Native American Homelessness and Minneapolis’ Infamous Tent City: Dispelling Myths and Stereotypes to Uncover Solutions


  • Jeanine R. Jackson Metropolitan State University
  • Crystal Saric Fashant Metropolitan State University



In the summer of 2018, an affordable housing crisis in Minneapolis, Minnesota led to the erection of a homeless encampment infamously labeled, “Tent City.” Publicized by media as a camp for homeless Native Americans, pervasive myths and stereotypes filled the airwaves while public agencies and nonprofit organizations raced to find solutions to this community crisis before the cold winter months settled in.

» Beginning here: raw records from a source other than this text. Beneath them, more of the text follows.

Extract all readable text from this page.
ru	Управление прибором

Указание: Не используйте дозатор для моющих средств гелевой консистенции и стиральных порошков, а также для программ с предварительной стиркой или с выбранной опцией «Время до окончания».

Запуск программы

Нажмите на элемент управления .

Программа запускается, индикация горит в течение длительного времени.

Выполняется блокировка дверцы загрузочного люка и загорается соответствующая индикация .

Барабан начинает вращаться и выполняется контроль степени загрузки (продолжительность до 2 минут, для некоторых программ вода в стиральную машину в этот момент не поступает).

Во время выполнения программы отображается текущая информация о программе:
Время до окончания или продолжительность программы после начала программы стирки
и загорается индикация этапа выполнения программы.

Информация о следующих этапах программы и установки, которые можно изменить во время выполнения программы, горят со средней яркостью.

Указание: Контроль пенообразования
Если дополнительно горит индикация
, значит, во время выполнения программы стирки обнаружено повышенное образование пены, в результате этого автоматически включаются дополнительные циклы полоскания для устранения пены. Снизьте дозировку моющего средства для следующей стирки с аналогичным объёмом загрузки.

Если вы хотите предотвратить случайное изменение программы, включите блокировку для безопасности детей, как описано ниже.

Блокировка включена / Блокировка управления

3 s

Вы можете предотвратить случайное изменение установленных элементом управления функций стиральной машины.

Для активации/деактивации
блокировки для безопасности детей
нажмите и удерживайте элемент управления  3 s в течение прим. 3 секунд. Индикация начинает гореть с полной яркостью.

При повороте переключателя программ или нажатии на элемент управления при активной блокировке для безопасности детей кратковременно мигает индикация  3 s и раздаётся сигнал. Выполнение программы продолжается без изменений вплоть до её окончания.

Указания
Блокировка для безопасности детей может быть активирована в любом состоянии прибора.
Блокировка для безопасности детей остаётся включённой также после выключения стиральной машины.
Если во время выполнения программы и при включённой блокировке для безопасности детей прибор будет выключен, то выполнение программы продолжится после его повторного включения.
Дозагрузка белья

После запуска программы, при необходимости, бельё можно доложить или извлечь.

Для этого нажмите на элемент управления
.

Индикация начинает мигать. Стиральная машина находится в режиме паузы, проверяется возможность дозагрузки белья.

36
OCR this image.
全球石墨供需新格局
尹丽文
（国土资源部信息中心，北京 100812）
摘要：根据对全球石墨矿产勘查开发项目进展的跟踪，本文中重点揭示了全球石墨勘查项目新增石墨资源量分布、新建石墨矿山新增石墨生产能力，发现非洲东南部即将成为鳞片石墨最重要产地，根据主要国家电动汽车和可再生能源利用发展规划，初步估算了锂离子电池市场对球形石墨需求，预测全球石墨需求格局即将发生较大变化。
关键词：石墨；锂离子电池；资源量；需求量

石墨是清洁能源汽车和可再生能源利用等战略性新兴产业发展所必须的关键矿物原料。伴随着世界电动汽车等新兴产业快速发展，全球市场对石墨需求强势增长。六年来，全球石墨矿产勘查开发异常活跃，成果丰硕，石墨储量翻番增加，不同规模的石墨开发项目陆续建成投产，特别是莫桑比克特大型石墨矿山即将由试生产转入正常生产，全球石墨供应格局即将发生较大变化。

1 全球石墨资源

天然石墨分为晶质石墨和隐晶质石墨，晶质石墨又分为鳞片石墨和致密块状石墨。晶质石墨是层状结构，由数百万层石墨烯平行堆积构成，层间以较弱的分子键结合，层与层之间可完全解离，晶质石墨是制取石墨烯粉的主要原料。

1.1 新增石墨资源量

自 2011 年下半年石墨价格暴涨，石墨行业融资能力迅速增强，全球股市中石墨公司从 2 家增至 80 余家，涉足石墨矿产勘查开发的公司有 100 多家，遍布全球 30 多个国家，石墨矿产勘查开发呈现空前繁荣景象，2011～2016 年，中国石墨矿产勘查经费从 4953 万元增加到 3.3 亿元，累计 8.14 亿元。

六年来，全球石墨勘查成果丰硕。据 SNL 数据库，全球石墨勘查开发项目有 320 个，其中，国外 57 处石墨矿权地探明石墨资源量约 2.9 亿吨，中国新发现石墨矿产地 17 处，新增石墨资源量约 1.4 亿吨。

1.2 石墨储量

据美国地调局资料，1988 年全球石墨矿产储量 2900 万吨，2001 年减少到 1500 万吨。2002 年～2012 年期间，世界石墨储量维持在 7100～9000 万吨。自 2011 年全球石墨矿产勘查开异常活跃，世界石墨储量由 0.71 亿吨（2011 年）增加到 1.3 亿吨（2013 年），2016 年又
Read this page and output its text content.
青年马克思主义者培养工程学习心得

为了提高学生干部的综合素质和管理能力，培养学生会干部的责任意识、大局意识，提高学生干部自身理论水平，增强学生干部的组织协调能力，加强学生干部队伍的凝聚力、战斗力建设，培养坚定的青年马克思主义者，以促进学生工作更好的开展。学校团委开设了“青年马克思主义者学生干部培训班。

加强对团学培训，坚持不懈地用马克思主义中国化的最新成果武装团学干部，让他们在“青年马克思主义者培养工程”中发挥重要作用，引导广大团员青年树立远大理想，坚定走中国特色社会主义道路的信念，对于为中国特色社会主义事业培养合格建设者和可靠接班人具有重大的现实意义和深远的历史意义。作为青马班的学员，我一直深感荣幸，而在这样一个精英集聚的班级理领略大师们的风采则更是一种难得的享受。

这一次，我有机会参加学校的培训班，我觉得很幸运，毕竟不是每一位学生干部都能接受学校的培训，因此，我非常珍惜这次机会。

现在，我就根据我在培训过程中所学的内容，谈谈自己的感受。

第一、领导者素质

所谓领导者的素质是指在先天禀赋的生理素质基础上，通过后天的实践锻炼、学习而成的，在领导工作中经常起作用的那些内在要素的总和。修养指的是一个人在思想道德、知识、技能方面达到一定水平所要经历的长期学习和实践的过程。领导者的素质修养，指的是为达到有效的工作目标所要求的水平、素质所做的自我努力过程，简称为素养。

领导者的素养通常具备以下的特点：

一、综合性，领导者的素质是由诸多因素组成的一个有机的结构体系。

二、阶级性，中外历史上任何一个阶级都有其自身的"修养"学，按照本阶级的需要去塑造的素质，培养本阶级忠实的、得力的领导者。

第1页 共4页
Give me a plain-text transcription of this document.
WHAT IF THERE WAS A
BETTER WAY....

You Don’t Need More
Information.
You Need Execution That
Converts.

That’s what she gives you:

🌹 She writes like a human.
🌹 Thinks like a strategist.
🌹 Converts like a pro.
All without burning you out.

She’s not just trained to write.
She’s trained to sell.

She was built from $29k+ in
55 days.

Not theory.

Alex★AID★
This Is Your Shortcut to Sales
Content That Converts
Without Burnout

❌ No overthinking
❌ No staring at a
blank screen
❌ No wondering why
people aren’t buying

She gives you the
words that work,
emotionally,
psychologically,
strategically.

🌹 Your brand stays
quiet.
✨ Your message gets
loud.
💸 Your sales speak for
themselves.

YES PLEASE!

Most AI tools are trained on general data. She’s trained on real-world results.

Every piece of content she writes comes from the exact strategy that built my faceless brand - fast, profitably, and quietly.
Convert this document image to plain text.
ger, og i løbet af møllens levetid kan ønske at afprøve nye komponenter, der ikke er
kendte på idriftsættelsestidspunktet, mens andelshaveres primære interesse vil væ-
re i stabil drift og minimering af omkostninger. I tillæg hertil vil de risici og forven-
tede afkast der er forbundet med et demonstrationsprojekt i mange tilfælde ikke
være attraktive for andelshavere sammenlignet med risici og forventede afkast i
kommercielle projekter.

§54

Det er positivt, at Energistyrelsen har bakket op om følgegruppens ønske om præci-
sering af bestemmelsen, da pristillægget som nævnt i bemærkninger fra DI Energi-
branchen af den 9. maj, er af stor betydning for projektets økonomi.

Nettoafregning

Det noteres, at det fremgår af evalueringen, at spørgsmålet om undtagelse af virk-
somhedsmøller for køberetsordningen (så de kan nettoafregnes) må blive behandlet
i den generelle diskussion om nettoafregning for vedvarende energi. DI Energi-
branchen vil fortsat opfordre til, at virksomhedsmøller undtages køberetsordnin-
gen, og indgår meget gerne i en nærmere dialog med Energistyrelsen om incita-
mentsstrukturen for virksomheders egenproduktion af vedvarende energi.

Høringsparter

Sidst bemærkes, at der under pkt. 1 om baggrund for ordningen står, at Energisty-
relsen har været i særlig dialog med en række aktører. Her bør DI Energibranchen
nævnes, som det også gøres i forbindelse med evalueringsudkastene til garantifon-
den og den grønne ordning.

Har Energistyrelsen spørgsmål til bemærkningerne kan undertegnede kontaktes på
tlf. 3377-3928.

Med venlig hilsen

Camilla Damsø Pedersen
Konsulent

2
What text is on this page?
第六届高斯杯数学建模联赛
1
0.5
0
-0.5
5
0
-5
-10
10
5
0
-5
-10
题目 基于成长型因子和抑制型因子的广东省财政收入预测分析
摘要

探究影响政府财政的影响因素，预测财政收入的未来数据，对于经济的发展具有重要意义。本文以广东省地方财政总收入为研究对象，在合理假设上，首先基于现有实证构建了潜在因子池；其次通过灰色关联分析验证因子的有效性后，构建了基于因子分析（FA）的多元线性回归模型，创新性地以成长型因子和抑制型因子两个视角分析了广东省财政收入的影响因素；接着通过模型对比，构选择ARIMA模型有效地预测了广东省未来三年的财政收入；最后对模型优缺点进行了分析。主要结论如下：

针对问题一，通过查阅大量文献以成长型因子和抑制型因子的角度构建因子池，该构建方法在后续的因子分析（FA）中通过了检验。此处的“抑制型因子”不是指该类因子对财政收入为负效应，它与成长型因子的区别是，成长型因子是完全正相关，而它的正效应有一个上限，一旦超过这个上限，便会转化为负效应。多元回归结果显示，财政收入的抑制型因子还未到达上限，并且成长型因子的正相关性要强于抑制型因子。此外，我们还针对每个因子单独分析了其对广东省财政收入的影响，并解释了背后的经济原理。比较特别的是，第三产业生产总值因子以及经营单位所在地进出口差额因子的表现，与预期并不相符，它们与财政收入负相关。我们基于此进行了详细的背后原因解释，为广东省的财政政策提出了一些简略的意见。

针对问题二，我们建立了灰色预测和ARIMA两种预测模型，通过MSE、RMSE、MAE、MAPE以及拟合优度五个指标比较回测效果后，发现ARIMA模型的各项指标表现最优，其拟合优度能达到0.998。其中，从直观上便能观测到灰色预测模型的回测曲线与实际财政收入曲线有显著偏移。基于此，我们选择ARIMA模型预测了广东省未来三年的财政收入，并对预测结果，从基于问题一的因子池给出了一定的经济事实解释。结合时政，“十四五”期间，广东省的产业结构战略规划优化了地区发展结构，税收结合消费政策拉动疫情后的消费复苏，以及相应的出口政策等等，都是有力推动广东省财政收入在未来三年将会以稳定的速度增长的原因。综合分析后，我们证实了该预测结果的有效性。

Written from the perspective of an Indigenous woman working in the social services sector of Minneapolis, along with her faculty advisor in a public and nonprofit graduate program, this article: 1) identifies issues of homelessness in Native American communities, 2) dispels myths and stereotypes about Native Americans that impede meaningful progress, 3) explores barriers to safe and secure housing for Native Americans and other marginalized communities, 4) identifies states and countries leading the way to solve homelessness, and 5) suggests best practices and solutions to the ongoing homelessness crisis.

Author Biographies

  • Jeanine R. Jackson, Metropolitan State University

    Jeanine R. Jackson is a recent graduate of Metropolitan State University’s Master of Public and Nonprofit Administration (MPNA) program. She is an enrolled member of Lac Du Flambeau Band of Lake Superior Chippewa Indians. She works in the nonprofit sector on poverty alleviation and ending homelessness in Minneapolis, and hopes to obtain her doctorate in the future, related to solving Indigenous and tribal issues.

  • Crystal Saric Fashant, Metropolitan State University

    Crystal Saric Fashant is an Associate Professor in the Department of Public and Nonprofit Leadership, and co–director of the Master of Public and Nonprofit Administration (MPNA) program at Metropolitan State University in St. Paul, Minnesota. Her research interests include nonprofit organizations, environmental sustainability, and social justice issues. Crystal earned a doctorate in Business Administration in the College of Management, Metropolitan State University.